トラックに乗っては行けない美容院

吊り橋の横の公園。木の根元にはクロッカスの群生が。

 

 車に乗り、朝来た道を戻り、午後五時にブリストルを後にする。スミレによると、僕らと別れてから、先ず事務的な説明があって(退屈で眠くなったらしい)、その後昼食を食べて、学部に行って、担当教官と先輩からの話があったという。ブリストルの印象はと聞く。

「ヒリーな(坂の多い)町で、移動が大変だった。」

本当にその通り。
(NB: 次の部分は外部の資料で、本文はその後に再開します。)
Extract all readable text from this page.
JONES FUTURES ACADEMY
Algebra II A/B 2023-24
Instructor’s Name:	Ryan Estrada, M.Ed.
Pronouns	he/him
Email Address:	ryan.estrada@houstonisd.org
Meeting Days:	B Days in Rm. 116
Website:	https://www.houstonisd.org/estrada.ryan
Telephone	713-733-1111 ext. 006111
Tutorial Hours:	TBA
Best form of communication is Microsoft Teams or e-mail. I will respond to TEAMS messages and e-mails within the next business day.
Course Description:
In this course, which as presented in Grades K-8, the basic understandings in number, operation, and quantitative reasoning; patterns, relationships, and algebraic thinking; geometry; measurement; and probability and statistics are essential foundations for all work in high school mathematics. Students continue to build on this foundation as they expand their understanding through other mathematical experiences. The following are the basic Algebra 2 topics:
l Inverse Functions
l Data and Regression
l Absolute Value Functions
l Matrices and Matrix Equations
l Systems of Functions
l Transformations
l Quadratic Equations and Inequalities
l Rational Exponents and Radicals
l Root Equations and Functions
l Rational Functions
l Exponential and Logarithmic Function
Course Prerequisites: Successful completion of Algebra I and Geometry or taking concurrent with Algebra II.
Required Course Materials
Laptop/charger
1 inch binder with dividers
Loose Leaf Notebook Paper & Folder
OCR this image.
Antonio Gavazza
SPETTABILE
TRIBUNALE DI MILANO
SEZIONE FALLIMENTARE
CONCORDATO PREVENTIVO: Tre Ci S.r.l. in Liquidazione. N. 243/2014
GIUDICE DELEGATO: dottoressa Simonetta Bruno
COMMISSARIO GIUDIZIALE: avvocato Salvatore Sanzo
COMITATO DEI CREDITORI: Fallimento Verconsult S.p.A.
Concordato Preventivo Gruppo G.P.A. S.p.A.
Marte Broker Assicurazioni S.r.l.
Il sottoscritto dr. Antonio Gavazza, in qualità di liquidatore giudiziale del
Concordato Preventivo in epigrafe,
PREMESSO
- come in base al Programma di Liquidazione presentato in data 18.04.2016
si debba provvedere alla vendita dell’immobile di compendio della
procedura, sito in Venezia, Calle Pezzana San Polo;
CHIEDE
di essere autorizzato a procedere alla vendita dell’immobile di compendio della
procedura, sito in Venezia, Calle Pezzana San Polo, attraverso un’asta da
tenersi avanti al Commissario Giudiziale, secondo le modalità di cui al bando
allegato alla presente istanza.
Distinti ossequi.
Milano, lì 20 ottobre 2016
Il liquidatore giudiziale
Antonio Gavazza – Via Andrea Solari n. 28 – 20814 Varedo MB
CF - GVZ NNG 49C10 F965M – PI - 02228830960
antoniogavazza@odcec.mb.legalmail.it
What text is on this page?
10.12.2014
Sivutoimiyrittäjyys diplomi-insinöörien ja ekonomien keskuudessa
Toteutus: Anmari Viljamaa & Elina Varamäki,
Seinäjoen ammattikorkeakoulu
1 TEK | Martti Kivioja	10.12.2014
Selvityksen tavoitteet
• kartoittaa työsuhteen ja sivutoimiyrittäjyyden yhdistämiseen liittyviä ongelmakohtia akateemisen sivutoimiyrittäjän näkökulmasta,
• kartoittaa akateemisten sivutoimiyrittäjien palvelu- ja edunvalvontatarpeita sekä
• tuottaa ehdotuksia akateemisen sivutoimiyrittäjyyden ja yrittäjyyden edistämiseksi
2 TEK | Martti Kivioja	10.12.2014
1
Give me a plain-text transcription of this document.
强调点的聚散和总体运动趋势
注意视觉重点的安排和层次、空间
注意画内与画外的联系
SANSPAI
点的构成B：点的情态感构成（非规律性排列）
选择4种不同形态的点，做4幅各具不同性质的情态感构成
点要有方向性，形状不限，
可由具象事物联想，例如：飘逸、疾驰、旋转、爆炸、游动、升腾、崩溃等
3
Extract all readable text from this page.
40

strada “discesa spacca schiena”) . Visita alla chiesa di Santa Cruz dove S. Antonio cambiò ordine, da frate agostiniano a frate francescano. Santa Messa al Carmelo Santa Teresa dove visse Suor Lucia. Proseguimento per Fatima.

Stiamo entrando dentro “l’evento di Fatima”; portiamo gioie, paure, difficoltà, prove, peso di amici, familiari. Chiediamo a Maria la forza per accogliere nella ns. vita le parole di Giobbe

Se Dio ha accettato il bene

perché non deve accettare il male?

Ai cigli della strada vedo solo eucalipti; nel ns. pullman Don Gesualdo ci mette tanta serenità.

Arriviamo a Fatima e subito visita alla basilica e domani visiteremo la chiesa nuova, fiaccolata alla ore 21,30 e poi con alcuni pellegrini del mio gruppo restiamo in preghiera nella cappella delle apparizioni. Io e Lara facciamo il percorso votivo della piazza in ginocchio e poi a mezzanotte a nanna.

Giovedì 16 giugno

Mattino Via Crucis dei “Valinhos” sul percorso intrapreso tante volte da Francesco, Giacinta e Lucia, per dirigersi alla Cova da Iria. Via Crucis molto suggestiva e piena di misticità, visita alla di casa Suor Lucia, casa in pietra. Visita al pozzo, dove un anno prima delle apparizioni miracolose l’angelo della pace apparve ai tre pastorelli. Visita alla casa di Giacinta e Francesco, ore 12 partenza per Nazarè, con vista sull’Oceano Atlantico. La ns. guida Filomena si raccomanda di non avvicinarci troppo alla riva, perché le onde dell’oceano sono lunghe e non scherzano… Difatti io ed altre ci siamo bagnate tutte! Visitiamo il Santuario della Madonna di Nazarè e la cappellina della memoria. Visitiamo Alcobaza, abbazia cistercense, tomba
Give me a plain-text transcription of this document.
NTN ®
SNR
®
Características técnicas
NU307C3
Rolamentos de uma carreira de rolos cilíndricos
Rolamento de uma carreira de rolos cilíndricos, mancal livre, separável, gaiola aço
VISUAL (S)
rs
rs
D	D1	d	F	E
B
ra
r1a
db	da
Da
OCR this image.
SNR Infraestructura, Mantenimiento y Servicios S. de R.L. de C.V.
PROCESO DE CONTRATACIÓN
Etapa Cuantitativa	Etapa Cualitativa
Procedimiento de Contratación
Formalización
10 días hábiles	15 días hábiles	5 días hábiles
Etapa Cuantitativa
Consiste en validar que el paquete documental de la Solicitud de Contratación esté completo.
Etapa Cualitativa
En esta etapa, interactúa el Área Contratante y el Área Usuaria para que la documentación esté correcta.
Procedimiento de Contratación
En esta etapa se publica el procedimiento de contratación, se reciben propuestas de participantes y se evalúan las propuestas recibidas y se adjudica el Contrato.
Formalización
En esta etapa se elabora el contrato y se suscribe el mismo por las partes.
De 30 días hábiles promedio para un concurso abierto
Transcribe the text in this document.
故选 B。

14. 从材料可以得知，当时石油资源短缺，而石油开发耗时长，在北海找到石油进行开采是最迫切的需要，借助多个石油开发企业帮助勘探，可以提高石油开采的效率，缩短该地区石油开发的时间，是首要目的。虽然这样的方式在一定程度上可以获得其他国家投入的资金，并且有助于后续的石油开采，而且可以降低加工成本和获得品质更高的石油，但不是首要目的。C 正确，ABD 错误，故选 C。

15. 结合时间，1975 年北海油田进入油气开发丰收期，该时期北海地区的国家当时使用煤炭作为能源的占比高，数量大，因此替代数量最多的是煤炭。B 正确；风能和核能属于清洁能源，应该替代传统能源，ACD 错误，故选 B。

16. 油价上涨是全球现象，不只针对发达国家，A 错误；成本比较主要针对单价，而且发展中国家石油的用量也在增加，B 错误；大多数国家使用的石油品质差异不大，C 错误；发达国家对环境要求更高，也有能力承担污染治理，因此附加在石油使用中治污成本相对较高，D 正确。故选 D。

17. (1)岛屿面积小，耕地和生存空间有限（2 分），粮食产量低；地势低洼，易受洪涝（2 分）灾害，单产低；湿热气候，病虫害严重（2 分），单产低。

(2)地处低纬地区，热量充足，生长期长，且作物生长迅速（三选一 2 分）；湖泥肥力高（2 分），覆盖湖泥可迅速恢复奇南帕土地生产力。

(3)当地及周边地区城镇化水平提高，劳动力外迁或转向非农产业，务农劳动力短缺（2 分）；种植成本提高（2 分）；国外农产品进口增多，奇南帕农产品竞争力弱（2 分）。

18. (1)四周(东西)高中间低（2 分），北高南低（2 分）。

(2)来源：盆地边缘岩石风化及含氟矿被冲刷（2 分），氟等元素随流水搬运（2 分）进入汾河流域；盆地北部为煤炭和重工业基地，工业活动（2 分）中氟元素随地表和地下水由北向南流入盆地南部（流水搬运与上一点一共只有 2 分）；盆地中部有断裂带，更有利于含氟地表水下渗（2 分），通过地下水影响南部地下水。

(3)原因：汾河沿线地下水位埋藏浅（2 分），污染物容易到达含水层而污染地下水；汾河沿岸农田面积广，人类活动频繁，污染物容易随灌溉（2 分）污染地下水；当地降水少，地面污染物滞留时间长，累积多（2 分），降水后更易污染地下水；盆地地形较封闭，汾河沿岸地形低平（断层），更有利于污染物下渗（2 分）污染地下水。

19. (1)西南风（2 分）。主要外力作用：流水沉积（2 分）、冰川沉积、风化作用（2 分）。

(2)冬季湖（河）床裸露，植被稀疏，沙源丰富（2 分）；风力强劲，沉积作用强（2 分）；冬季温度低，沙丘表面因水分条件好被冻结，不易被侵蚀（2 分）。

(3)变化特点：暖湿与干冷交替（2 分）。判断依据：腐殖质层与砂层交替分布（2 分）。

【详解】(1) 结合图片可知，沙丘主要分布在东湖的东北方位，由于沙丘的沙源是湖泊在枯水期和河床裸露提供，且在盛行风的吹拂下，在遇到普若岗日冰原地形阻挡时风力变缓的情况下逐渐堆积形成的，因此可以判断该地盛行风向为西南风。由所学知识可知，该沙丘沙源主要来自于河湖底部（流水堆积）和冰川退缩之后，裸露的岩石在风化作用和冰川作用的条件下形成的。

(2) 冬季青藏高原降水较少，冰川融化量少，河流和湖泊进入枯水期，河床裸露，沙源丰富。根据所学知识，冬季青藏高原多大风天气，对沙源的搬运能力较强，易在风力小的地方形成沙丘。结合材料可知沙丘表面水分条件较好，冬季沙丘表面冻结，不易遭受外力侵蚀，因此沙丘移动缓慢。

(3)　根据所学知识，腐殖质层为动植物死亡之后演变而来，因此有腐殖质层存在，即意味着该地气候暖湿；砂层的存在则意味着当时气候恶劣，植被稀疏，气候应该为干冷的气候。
立体駐車場の一階と四階に出入り口があるのも、実は斜面に立っているからなのだ。上から来た車は四階から入り、下から来た車は一階から入るというわけだ。

「英語を専攻しようって子は、白人が多いのよね。五十人くらいいた中で、私ともうひとりのインド人の子を除いて、あとは皆白人だった。」

ふーん、やはり英語を勉強しようと考えるのは英国人なのか。しかし、日本の大学はどうなるんだろう。英文学は結構人気があったと思うのだが。

 スミレは、将来ブリストル大学には来くることはないと断言した。試験で同じ点数が取れれば、もうひとつオファーの来ているダーラム大学に進むという。スミレがここに住むことがなければ、もうこの町に来ることもないだろう。ということは、今日が人生でブリストルに居る、最初で最後の日かもしれない。まあ、「吊り橋」を見ることができたことで、今日、ここに来た甲斐があったと思う。

 帰りはゆっくりと運転する。幸い道は空いていて、順調に距離を刻むことができる。スミレに、家に着くのは七時半頃になると、妻に電話をいれさせる。辺りが暗くなってくる。

 道中、義母と色々と話をする。話題は、日本にいる家族、妹夫婦や叔父夫婦、甥たちが今どうしてるかという「家族の消息」が多い。義理の妹の下の息子が今年十八歳になり、間もなく運転免許を取るという。そして、免許を取ると車を買ってもらえるらしい。妹は、ダンナ、両親、ふたりの息子と六人家族。そうなると六人の全てが車を持つことになり、一家で六台の車を持つことになる。ヒエ〜。

 義理の妹の嫁ぎ先、タカノ家はタケノコ農家だ。彼女の義理のお母さんは普段軽トラックに乗っておられる。ところが、美容院に行くときだけは、妹の乗用車を借りていくんだって。ここで一句。

「トラックに乗っては行けない美容院」

僕は義母からその話を聞き、タカノのお母さんの「女心」に思いを巡らし、笑ってしまった。

 家の前庭に車を停めたときは七時二十八分五十六秒。予告していたピッタリの時間に帰ってきた。中に入ると、大学が春休みに入ったとかで、普段はウォーウィックに住んでいる息子が帰っていた。彼の高校の同級生の何人かがブリストルに行っている。それで、彼はその友人を訪ねてブリストルに行ったことが何度かある。息子も、

「やたら坂の多い街だったよな。」

と言った。吊り橋へ行ったことがあるかと息子に聞くと、あると言う。

「あの吊り橋は、イングランドとウェールズの国境だよ。」

と息子。う〜ん、それ、本当なのだろうか。とにかく、皆で食卓に就き、夕食が始まった。

セントメアリー・レッドクリフ教会の前で。